Пока они вчетвером спускались к плоту, Зефир и Дэш остановились, чтобы отломить от ближайшего кипариса ветку, которая выглядела достаточно длинной, чтобы управлять плотом. Поскольку Корделия и Ларкин были выше ростом и сильнее, мальчики забрались на плот, держа палку вдвоём, а их сёстры оттолкнули импровизированное плавсредство от берега, после чего запрыгнули сами. На секунду все затаили дыхание, но плот поплыл к середине реки и не утонул.
– Молодец, Зеф, – сказала Ларкин. – Теперь… как нам рулить этой штукой?
Зефир и Дэш управляли плотом вдвоём, стоя на противоположных сторонах, чтобы вес был равномерно распределён, и передавая друг другу палку. Один из них погружал конец палки в воду, пока она не упиралась в дно реки, и подталкивал плот всё ближе и ближе к дальнему берегу, а затем передавал палку другому, чтобы сохранить равновесие.
В это время Ларкин и Корделия сидели в самом центре плота, подтащив к себе все четыре сумки и стараясь как можно лучше распределить вес. Плот казался таким хлипким, Корделия боялась чихнуть, чтобы не опрокинуть его.

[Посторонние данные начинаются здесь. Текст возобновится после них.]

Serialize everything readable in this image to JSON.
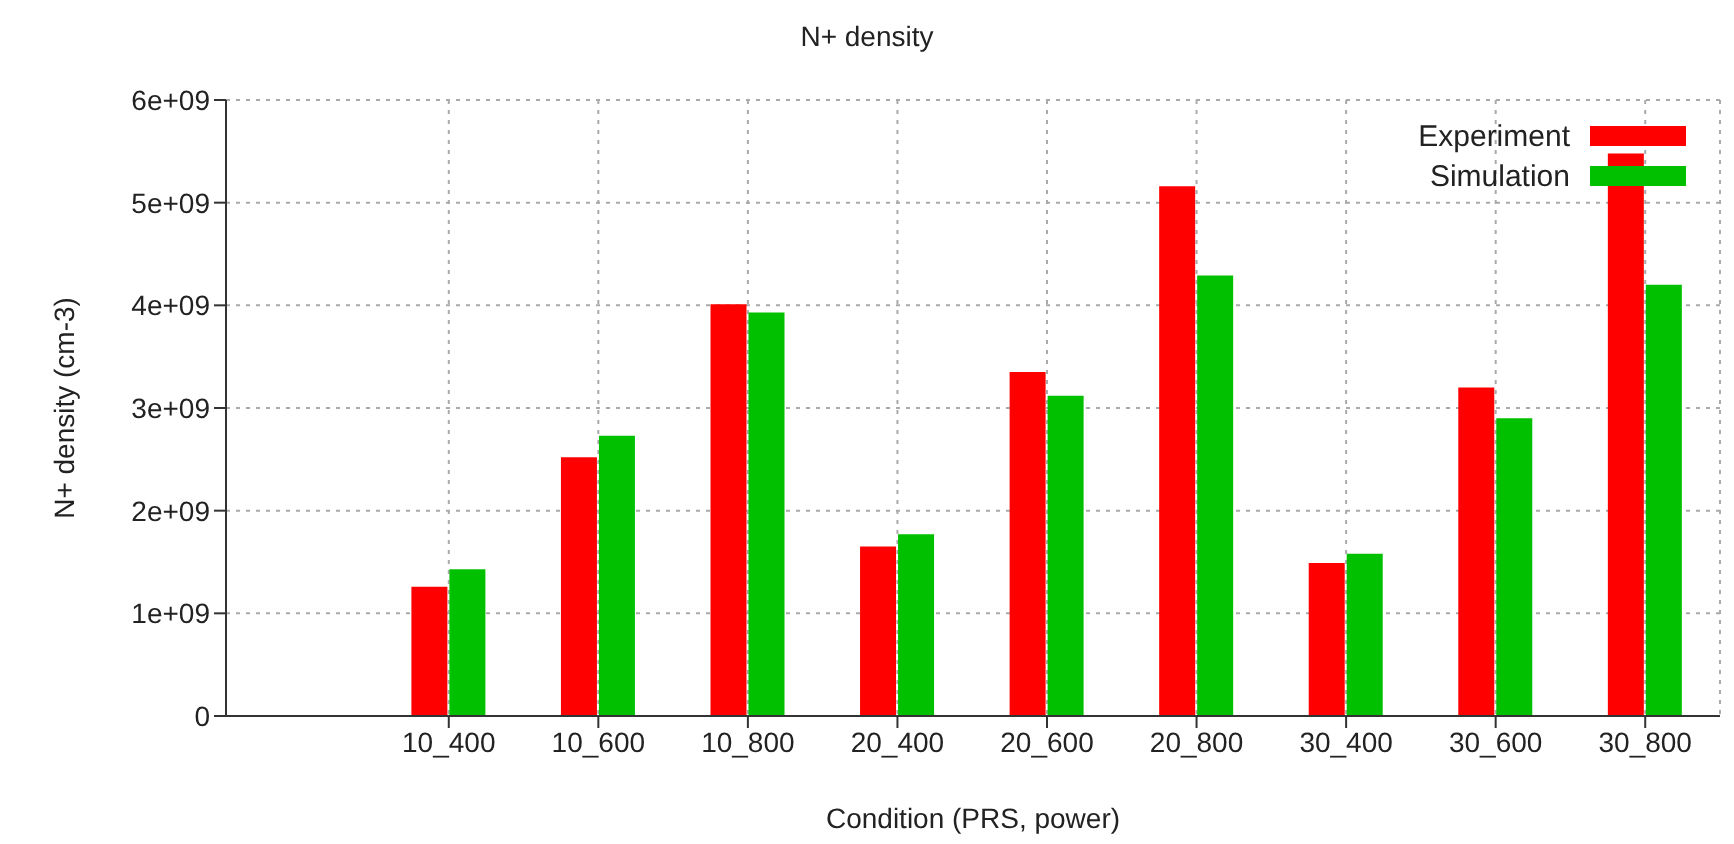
{
  "chart_data": {
    "type": "bar",
    "title": "N+ density",
    "xlabel": "Condition (PRS, power)",
    "ylabel": "N+ density (cm-3)",
    "categories": [
      "10_400",
      "10_600",
      "10_800",
      "20_400",
      "20_600",
      "20_800",
      "30_400",
      "30_600",
      "30_800"
    ],
    "series": [
      {
        "name": "Experiment",
        "color": "#ff0000",
        "values": [
          1260000000.0,
          2520000000.0,
          4010000000.0,
          1650000000.0,
          3350000000.0,
          5160000000.0,
          1490000000.0,
          3200000000.0,
          5480000000.0
        ]
      },
      {
        "name": "Simulation",
        "color": "#00c000",
        "values": [
          1430000000.0,
          2730000000.0,
          3930000000.0,
          1770000000.0,
          3120000000.0,
          4290000000.0,
          1580000000.0,
          2900000000.0,
          4200000000.0
        ]
      }
    ],
    "ylim": [
      0,
      6000000000.0
    ],
    "yticks": [
      0,
      {
        "value": 1000000000.0,
        "label": "1e+09"
      },
      {
        "value": 2000000000.0,
        "label": "2e+09"
      },
      {
        "value": 3000000000.0,
        "label": "3e+09"
      },
      {
        "value": 4000000000.0,
        "label": "4e+09"
      },
      {
        "value": 5000000000.0,
        "label": "5e+09"
      },
      {
        "value": 6000000000.0,
        "label": "6e+09"
      }
    ],
    "grid": true,
    "legend": "top right"
  }
}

Они как раз добрались до середины реки, когда Дэш замер, и палка чуть не выскользнула у него из рук.
– Вы это слышите? – спросил он шёпотом.
– Нет, – ответила Корделия, нахмурившись, но как только это слово слетело с её губ, она услышала голос. Песню.
Сам голос не был особенно красивым: не таким красивым, как у мисс Кавендиш, которая выступала на празднествах Солнцестояния и других сборищах, исполняя известные всем частушки и печальные баллады; не таким красивым, как у Талии, которая пела им колыбельные, когда они были детьми, а теперь иногда напевала себе под нос, работая на гончарном круге. Нет, этот голос не был красивым, но он всё равно проникал внутрь, как заноза. Это был голос, от которого стыла кровь.
Все замерли, и плот перестал продвигаться вперёд, почти остановившись на середине реки. Никто не смел ни говорить, ни двигаться, ни даже дышать, в то время как голос приближался. В песне, которую он пел, не было слов, только музыка, которая наполняла воздух, неотвратимая и пьянящая.
Вода на реке пошла рябью и волнами, и когда пение достигло крещендо[1], рядом с плотом возникло лицо с огромными глазами; оно было наполовину погружено в воду и окружено спутанными кудрями цвета водорослей, сверкавшими в лунном свете.
– Болотница, – чуть слышно промолвила Ларкин.
Корделия не стала её поправлять, хотя ей очень хотелось это сделать. Она уже видела их – они все видели. На первый взгляд болотницы казались почти людьми, но всё в их внешности было слишком резким, слишком тонким, и ниже талии они были покрыты чешуёй самых разных цветов. Но дети всегда видели, как они игриво плескались на отмелях реки, весело пели и махали прохожим. Болотницы были дружелюбными, они были красивыми, они были счастливыми.
Ничего этого не было в существе, которое медленно воздвигалось из воды перед ними, пусть даже внешне оно и походило на болотницу. В её глазах не было доброты, а если она и была красива, то только в том ужасном смысле, в каком может считаться красивым кошмар. Красота с клыками и когтями.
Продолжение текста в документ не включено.